KIKUBAJINJA, Uganda (Reuters) - Uganda's military said on Thursday it had discovered bomb making material at a training facility for an Islamic State-allied rebel group around 60 kilometres west of the capital Kampala, and that three people had been detained.
KIKUBAJINJA, Uganda (Reuters) – Uganda’s military said on Thursday it had discovered bomb making material at a training facility for an Islamic State-allied rebel group around 60 kilometres west of the capital Kampala, and that three people had been detained.
Authorities blamed the Allied Democratic Forces (ADF), a militia based in the dense forests in neighbouring Democratic Republic of Congo, for a series of bombings in Kampala and elsewhere late last year which left at least nine people dead.
In one of the worst attacks, a suicide bomber blew himself up at the entrance of a police station in the centre of Kampala. Three minutes later two other suicide bombers detonated along a road that leads to the parliament.
The training facility was found at the home of a local man, army spokesman Felix Kulayigye said during a media tour of the village of Kikubajinja in Luwero district.
A tunnel used for training had been dug in one of the rooms, he said.
Security personnel had become suspicious after reports emerged from neighbours that “nobody was allowed to enter, nobody would be seen getting out,” Kulayigye said.
Authorities recovered bomb making materials including metal, nails and wires as well as bullets and a pistol fitted with a silencer, he said.

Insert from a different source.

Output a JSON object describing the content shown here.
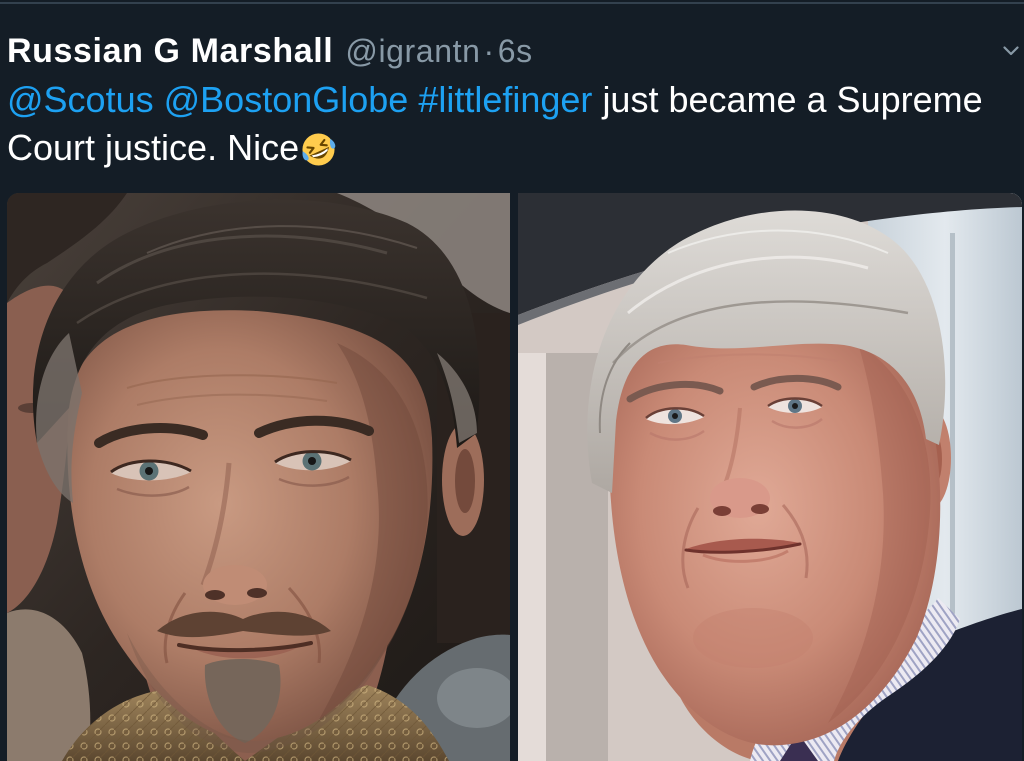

In November the Ugandan army began a joint operation with the Congolese army to root out the ADF, which started as an uprising in Uganda but has been based in Congo since the late 1990s and pledged allegiance to the Islamic State in mid-2019.
Kulayigye said the three suspects had already bought a car they planned to use in an attack.
“They were in the process of assembling a bomb which would be taken by that car to explode in a public place,” he said.